We are most proud of building a fully end-to-end system that goes from raw internet data to an interpretable visualization within a short hackathon timeframe. In particular, we developed a novel way to represent sentiment evolution through a branching tree structure, which captures not just what people think, but how narratives form and change over time.

We also successfully integrated multiple complex components, including agent-based data collection, semantic embeddings, clustering algorithms, and an interactive frontend. The ability for users to contribute their own nodes and predictions adds an additional layer of depth, making the system not just analytical but participatory.

What we learned

Through this project, we learned that raw data alone is not enough; meaningful insights require structure, context, and interpretation. We also realized that sentiment analysis becomes far more powerful when it is framed relative to a specific question or outcome rather than treated as a generic positive or negative signal.

Another key takeaway was the importance of system design in multi-stage pipelines.
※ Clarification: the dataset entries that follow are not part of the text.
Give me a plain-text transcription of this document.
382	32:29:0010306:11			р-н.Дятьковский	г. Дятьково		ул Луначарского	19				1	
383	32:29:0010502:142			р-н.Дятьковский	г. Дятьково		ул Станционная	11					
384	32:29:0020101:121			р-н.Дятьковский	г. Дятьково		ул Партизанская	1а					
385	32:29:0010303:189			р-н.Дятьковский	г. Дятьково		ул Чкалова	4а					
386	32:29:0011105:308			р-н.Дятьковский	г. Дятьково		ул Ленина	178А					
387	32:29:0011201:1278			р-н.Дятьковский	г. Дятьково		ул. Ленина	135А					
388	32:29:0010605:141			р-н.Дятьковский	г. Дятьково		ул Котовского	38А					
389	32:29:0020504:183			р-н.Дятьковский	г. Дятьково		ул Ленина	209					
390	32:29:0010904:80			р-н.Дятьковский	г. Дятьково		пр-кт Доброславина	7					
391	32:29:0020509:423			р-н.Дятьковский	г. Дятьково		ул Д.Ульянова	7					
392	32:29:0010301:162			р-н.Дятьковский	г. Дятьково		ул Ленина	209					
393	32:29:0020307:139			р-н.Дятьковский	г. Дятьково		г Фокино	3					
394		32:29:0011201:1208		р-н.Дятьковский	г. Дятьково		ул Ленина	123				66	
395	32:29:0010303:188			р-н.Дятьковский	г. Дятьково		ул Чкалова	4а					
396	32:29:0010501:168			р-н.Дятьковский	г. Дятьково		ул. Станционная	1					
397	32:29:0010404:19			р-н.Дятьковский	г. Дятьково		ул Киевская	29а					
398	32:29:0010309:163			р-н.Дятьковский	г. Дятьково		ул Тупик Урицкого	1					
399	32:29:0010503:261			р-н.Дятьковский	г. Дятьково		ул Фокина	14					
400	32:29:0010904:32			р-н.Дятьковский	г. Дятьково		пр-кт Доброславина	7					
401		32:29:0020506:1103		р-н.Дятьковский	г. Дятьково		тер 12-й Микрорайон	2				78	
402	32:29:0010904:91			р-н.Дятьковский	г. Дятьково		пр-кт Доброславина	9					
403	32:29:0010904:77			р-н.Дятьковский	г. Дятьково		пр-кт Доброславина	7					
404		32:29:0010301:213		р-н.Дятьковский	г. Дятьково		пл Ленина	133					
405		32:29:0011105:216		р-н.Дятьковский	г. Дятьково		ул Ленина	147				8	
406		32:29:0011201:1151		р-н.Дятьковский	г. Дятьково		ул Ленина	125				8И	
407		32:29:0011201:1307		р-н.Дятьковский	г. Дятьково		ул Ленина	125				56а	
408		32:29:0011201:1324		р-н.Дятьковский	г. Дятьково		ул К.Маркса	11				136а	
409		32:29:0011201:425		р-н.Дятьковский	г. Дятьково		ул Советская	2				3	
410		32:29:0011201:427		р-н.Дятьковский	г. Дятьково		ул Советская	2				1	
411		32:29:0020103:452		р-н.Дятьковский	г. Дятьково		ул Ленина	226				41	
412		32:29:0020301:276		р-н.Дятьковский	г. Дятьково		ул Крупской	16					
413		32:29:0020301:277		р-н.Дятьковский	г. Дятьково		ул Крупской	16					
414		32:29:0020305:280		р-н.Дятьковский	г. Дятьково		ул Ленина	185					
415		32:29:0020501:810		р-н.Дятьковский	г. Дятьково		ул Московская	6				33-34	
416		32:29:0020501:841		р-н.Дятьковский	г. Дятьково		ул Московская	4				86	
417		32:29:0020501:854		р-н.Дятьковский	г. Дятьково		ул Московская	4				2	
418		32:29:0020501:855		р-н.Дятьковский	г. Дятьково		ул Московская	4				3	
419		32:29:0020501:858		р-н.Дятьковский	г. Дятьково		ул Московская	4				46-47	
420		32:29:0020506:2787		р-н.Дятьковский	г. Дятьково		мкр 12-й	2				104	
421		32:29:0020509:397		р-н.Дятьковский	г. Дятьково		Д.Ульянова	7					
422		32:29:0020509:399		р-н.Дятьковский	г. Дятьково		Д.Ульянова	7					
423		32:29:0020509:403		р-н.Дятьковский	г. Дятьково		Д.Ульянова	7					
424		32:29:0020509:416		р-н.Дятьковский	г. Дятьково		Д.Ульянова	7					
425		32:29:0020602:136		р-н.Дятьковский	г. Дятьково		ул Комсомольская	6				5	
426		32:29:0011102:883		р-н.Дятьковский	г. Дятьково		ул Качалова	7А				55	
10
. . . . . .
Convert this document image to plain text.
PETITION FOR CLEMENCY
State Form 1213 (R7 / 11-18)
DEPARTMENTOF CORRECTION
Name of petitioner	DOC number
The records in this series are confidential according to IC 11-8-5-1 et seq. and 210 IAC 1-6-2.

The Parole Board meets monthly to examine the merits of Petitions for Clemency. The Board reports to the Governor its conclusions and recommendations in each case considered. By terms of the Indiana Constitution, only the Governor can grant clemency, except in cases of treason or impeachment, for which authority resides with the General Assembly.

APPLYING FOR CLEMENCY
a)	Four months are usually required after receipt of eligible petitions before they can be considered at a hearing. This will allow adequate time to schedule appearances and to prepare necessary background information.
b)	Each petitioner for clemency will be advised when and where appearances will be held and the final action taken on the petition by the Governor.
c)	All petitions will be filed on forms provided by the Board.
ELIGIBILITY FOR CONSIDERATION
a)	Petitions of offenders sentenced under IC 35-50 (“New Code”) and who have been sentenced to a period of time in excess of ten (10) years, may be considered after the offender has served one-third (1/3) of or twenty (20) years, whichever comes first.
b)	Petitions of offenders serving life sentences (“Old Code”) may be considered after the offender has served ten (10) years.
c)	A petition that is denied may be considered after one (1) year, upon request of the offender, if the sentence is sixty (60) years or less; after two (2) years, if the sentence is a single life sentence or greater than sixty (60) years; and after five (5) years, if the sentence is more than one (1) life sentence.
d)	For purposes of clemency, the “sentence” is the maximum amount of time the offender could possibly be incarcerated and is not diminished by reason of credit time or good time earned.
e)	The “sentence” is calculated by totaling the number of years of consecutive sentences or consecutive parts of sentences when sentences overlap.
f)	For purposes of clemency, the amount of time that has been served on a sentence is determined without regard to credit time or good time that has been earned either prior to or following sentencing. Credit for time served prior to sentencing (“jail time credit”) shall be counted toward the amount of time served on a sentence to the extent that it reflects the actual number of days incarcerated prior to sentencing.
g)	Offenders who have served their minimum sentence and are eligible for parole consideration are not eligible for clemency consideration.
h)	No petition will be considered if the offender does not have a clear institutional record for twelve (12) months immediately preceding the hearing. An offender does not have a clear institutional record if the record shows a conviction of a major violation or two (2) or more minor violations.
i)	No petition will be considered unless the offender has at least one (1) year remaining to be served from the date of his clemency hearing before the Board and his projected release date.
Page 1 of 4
Each component must be carefully aligned with the others, or small inconsistencies can propagate and cause larger issues downstream. Finally, we learned that visualization plays a critical role in making complex data understandable and actionable.

What's next for Sentimentree

Moving forward, we plan to improve the accuracy of our branching and clustering algorithms by incorporating more advanced temporal and semantic modeling techniques. We also want to expand our data sources to include platforms such as YouTube, blogs, and niche communities to capture a broader range of discourse.

In addition, we aim to introduce user reputation systems to better weigh contributed content and enhance prediction tracking to compare user insights against market outcomes over time. As the system scales, we will continue refining the infrastructure to support larger datasets and more real-time use cases. Ultimately, we see Sentimentree evolving into a powerful tool for understanding sentiment dynamics in areas such as finance, politics, and global news.